她被分到了最里面的一条矿道,洞口很窄,得侧着身子才能挤进去。里面的空间倒是比洞口宽敞,岩壁上嵌着几块萤石,光线昏暗,只够照亮身前几步的距离。
监工是个浑身腱子肉的猪灵蛮兵,站在主矿道中央,手里拎着一把金斧头,朝分配给依绫那条矿道的几个人喊:“去,给我挖。要是挖到了远古残骸,赏你们肉吃。”
不过是肉而已,依绫可不馋这个,但是顺便挖挖矿也挺好。
依绫跟在几个人身后挤进矿道。前面两个男青年一言不发地拿起镐子开始敲岩壁,动作麻木,连抱怨都没有。
她也没说话,趁着没人注意,从物品栏里掏出那把效率附魔的钻石镐,找准一个方向,开始往下挖。
下界岩在她的镐子下面碎得像饼干,几镐子下去就能往前推进一个身位。
她刻意选了和其他人不同的方向,往矿道深处斜着挖下去,很快就听不到其他人的镐子声了。

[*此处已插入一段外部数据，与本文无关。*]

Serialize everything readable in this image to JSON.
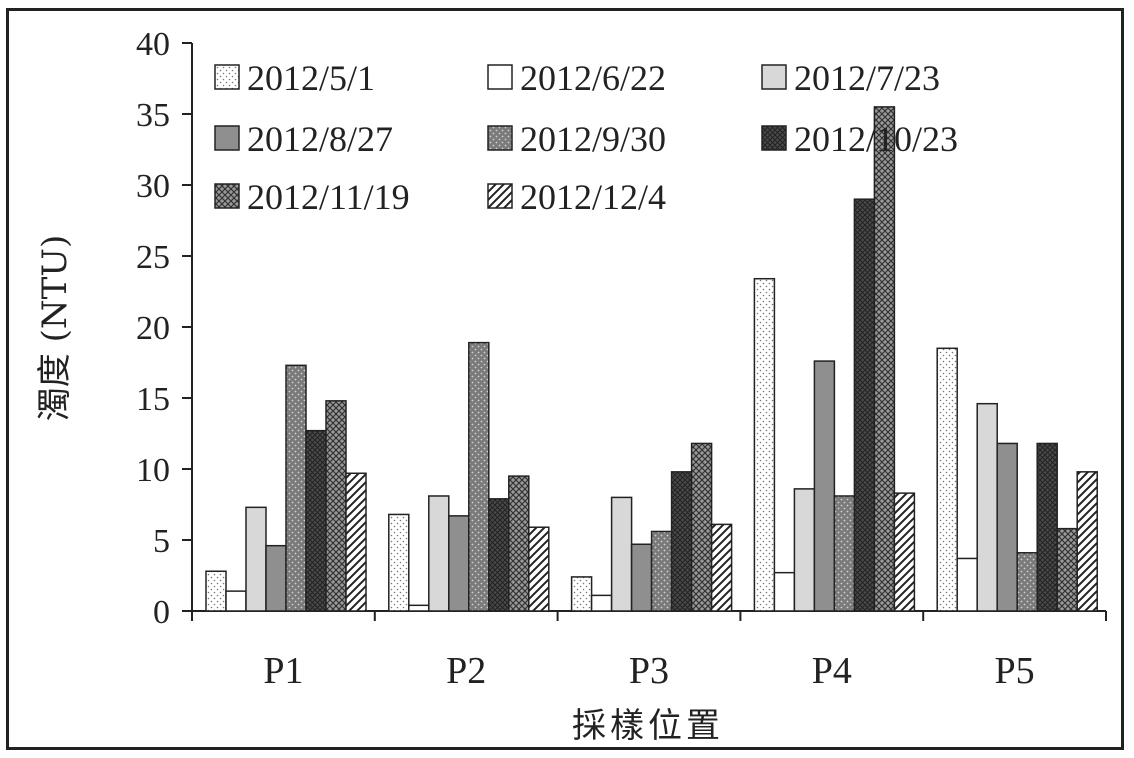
{
  "chart_data": {
    "type": "bar",
    "title": "",
    "xlabel": "採樣位置",
    "ylabel": "濁度 (NTU)",
    "ylim": [
      0,
      40
    ],
    "yticks": [
      "0",
      "5",
      "10",
      "15",
      "20",
      "25",
      "30",
      "35",
      "40"
    ],
    "categories": [
      "P1",
      "P2",
      "P3",
      "P4",
      "P5"
    ],
    "legend_position": "top",
    "grid": false,
    "series": [
      {
        "name": "2012/5/1",
        "pattern": "sparse-dots",
        "values": [
          2.8,
          6.8,
          2.4,
          23.4,
          18.5
        ]
      },
      {
        "name": "2012/6/22",
        "pattern": "white",
        "values": [
          1.4,
          0.4,
          1.1,
          2.7,
          3.7
        ]
      },
      {
        "name": "2012/7/23",
        "pattern": "light-gray",
        "values": [
          7.3,
          8.1,
          8.0,
          8.6,
          14.6
        ]
      },
      {
        "name": "2012/8/27",
        "pattern": "mid-gray",
        "values": [
          4.6,
          6.7,
          4.7,
          17.6,
          11.8
        ]
      },
      {
        "name": "2012/9/30",
        "pattern": "dotted-gray",
        "values": [
          17.3,
          18.9,
          5.6,
          8.1,
          4.1
        ]
      },
      {
        "name": "2012/10/23",
        "pattern": "dark-crosshatch",
        "values": [
          12.7,
          7.9,
          9.8,
          29.0,
          11.8
        ]
      },
      {
        "name": "2012/11/19",
        "pattern": "crosshatch",
        "values": [
          14.8,
          9.5,
          11.8,
          35.5,
          5.8
        ]
      },
      {
        "name": "2012/12/4",
        "pattern": "diagonal",
        "values": [
          9.7,
          5.9,
          6.1,
          8.3,
          9.8
        ]
      }
    ]
  }
}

监工在主矿道里来回走动,脚步声沉重而规律,每次靠近她这条支路的时候她就停一下,等脚步声远了再继续。
挖了大概一刻钟,镐子敲上去的声音忽然变了调。
不再是下界岩那种沉闷的回声,而是更清脆的撞击声。
依绫把萤石提灯举近岩壁,面前不再是暗红色的下界岩,而是一整面漆黑的岩石。
黑石。
依绫凑近岩壁,拿手敲了两下。这东西的硬度比下界岩高,但她的钻石镐对付它还是绰绰有余。
她继续往下挖。黑石被一块一块撬开,掉落在脚边,被她顺手收进背包。
挖了没几分钟,镐子忽然空了。
她面前的最后一块黑石脱落下去,惯性带着依绫往前栽了半步,然后整个人失去了支撑。她低头一看,脚底下离地面有好几格的高度,但已经来不及收住重心。
哎?
哦~(受击音效)
依绫摔在坚硬的石砖地面上,闷哼一声从地上坐起来,揉着摔疼的屁股。
这感觉莫名熟悉,之前在试炼大厅也是这么跳下去的。她从物品栏里摸出手电筒,白光打在周围的空间里。
这手电筒是她做枪的时候顺手造的配件,毕竟上次在黑暗环境吃的视野亏,她可不能再犯第二遍
面前是一条黑石砖铺成的走廊。
墙壁是打磨过的黑石砖,每一块都规整得像是用机器切出来的。
天花板上每隔几步嵌着一小块萤石,光很暗,但足够照明。这条走廊明显不是天然形成的,也不是那些蛮兵挖矿时顺手搭的临时通道。
下界的密室吗?
依绫站起来,活动了一下脚踝,脑子里这个词冒出来的时候,探险的本能也跟着醒了。
这个世界果然不只是原版下界那么简单,连这种隐藏建筑都有。
她沿着走廊往前走。第一个岔路口出现在走了大概三十步之后,左右各一条通道。她往左拐,走了没几步又是一个岔口,这次是左右各一个。
她随便挑了个方向继续走,没几分钟走到一堵黑石砖墙面前。死胡同。她退出来,换了个方向,又走了一段,再次撞上死胡同
依绫站在第三个死胡同前面,沉默了两秒,打开小地图。
二维俯视图上,她周围这一大片区域全是密密麻麻的通道,弯弯曲曲地绕来绕去,就像一个用黑石砖画的指纹。所有通道都绕着外围打转,只有一个规则的长方形空白被围在正中央。
长方形和外面只有一个通道门,周围是围出来的空腔。
迷宫。
第一关?
依绫把镐子从物品栏里掏出来。有迷宫就代表有值得藏的东西,她不需要破解这个迷宫,只需要走最短的直线。
她把镐子对准正对着中央空腔的那方向,一镐子敲了下去。
黑石砖碎成方块掉在地上,墙壁破开一个口子。她沿着地图上标记的最短路径一路往前挖,穿过一条又一条通道,把迷宫变成了直线。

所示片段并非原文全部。